Group-II: ALPs of this group have only one, either ABD or RBH domain present in them, in addition to MAD at either or both terminals. Although such ALPs are present in our dataset (15 in M. smithii and 5 in M. stadtmanae), it might be possible that these are proteins with unidentified N or C terminal domains because of low sequence homology within the domains in AlphaFold structures. This is evident from the fact that 4 M. smithii ALPs of this group are partially annotated for domains. It is also possible that protein sequences of these ALPs are partial. For example: YP_001274262 has only one ABD in addition to two amphipathic helices possibly acting as MADs at N-terminus and, it is only 203 amino acids long. Similarly, YP_001274311 of M. smithii is 156 amino-acid long and, has one amphipathic helix at N-terminus and only one ABD domain.
Subgroup-IIA
ALPs of this subgroup (n = 13) are characterized by having only ABD while RBH and ‘Other’ domains are completely absent. MAD is found N-terminal in 8 ALPs, 1 ALPs have C-terminal MADs, one had on both termini while in other three ALPs no MAD could be identified. ABD is present in with varying number of repeats e.g. 1–17 repeats.
Subgroup-IIB
This group of ALP have only RBH domain and no other domain in addition to MAD. Five ALPs belong to this subgroup (4 from M. smithii and 1 of M. stadtmanae). All ALPs from M. smithii of this group have MAD on both termini while M. stadtmanae ALP had one only N-terminally. Repeats of RBH domain are present which could mediate interactions by extending the length of ALPs. It is interesting to note that RBH is not present as repeats in other groups.

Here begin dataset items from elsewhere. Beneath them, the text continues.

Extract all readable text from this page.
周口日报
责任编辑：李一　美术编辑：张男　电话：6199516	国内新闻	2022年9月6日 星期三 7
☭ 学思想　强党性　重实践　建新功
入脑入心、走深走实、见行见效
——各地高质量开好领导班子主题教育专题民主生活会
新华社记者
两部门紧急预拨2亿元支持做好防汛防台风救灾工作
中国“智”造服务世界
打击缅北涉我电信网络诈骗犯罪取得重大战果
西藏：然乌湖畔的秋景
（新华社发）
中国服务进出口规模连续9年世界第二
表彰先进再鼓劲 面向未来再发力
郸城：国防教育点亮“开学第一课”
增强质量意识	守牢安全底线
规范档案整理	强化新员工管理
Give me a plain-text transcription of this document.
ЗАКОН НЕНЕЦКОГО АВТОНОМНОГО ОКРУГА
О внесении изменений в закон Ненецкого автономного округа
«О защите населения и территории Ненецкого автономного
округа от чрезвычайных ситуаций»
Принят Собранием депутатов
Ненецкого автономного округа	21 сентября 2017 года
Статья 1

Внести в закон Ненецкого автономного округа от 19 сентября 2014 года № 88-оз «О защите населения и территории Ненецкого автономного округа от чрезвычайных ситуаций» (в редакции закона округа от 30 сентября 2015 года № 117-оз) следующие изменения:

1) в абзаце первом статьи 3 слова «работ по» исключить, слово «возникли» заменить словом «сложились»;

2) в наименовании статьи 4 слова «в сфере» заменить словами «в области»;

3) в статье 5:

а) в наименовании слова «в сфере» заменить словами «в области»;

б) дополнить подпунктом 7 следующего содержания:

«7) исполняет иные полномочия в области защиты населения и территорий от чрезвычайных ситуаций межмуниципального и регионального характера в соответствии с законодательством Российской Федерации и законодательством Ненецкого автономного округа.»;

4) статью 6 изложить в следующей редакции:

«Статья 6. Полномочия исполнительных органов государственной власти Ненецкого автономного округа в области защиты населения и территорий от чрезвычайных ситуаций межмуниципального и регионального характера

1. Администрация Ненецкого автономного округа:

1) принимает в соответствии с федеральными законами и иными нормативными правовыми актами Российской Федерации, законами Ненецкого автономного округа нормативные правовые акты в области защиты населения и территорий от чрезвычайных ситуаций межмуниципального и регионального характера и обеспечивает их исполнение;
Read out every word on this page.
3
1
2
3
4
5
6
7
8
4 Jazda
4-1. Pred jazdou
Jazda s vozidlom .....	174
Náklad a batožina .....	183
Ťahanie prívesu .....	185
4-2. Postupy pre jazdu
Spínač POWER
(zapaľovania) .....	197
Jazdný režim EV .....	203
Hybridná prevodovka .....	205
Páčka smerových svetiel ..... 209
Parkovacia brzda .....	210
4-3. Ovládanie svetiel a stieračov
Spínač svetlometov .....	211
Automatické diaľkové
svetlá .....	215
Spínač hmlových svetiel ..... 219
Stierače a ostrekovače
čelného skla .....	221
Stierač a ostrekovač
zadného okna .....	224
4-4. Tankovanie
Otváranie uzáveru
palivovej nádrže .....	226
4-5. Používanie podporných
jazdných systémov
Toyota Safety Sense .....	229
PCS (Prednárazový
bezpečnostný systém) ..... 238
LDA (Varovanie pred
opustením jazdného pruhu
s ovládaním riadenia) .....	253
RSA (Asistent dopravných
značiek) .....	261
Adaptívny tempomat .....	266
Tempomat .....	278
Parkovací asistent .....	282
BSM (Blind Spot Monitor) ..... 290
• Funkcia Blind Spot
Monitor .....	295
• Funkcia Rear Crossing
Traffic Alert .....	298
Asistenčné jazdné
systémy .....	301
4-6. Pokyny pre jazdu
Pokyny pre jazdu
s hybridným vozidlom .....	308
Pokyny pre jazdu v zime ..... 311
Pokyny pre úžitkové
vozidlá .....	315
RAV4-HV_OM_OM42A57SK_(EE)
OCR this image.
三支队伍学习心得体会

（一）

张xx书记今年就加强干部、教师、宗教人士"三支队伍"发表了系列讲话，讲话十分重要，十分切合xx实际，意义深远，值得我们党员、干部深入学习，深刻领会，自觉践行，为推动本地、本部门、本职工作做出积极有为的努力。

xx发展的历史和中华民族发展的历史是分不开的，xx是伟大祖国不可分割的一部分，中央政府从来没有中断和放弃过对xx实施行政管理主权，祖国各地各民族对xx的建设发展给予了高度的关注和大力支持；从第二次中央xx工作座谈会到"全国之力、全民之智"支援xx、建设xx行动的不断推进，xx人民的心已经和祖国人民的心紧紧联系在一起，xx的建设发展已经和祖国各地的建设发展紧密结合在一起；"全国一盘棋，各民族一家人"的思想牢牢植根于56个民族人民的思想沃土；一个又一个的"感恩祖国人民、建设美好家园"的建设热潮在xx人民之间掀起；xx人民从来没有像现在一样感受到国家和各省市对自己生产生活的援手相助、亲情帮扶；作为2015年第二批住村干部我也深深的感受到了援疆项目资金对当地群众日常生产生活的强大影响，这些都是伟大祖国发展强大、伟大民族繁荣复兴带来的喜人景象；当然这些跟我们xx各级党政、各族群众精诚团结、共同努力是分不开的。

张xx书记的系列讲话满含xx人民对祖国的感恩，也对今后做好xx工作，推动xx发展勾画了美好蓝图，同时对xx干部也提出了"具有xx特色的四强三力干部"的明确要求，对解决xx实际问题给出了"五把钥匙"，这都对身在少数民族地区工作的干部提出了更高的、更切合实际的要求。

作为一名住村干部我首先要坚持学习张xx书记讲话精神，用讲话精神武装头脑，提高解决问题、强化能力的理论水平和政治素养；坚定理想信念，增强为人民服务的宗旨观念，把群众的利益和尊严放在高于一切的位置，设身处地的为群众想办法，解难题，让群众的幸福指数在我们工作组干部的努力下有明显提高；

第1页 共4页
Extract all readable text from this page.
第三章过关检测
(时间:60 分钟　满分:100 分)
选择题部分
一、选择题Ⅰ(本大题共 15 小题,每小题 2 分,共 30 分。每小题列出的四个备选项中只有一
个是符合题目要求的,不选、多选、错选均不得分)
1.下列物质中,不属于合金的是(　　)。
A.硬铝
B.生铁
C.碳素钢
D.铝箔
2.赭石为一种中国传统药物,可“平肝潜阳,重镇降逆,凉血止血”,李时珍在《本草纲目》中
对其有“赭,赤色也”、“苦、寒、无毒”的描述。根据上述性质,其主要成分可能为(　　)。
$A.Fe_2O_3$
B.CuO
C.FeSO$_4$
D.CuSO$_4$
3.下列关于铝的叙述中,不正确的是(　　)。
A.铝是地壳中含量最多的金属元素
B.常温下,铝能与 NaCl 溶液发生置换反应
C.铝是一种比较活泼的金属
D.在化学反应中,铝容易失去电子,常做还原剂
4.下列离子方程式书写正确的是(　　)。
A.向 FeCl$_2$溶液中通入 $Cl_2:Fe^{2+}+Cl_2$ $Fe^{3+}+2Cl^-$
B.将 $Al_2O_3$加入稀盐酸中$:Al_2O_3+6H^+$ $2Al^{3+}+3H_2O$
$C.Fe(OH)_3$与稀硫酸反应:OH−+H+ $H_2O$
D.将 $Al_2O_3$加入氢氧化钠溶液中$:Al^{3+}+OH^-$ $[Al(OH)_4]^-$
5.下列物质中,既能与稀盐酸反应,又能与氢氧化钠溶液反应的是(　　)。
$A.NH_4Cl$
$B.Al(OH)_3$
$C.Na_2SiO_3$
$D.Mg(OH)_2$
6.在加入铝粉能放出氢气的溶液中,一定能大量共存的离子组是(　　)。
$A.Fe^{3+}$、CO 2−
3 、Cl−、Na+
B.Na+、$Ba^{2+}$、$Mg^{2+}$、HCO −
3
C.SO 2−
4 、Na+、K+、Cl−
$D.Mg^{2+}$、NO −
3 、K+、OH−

Group-III (Transglutaminase (TG)-type)
ALPs in this subgroup have Transglutaminase domain at C-terminus and ABDs at the N-terminus. Pfam also identified pseudomurein binding repeat domain beside transglutaminase domain. Compared to other groups, this group has shorter ALPs. These ALPs have single N-terminus transmembrane helix serving as membrane anchor. Further, there are no RBH domains in this group of ALPs which probably points that RBH domain could also act as adhesive domain in ALPs of other groups in addition to extending ALPs to reach surface of other microorganisms. Currently, there are only four ALPs in this group from two organisms.
Others
There are 7 M. smithii and 6 M. stadtmanae ALPs in our dataset that contain domains in addition to RBH, ABD or transglutaminase domain (Table 2). These unique domains could be involved in specific substrate binding. YP_001273741 has MAD on both termini. The seven M. smithii domains had alpha-beta fold in closest AlphaFold structures. Six M. stadtmanae ALPs were as annotated by Pfam. Further, the four M. smithii ALPs (YP_001272746, YP_001272984, YP_001274106, YP_001274107) with longer ABD domain (with 9 β-strands) are marked with an asterisk in a phylogenetic tree (Fig. 5). YP_001272746, YP_001272984 have ABD with a beta strand extending of from a loop of RBH domain. These two ALPs have MAD on both sides. It is interesting to note that most ALPs in other groups, with MAD on both sides, have single domains and not repeats of ABD or RBH domains. Since these ABDs are structurally distinct from other ABDs, it might indicate the functional divergence acquired from other ALPs.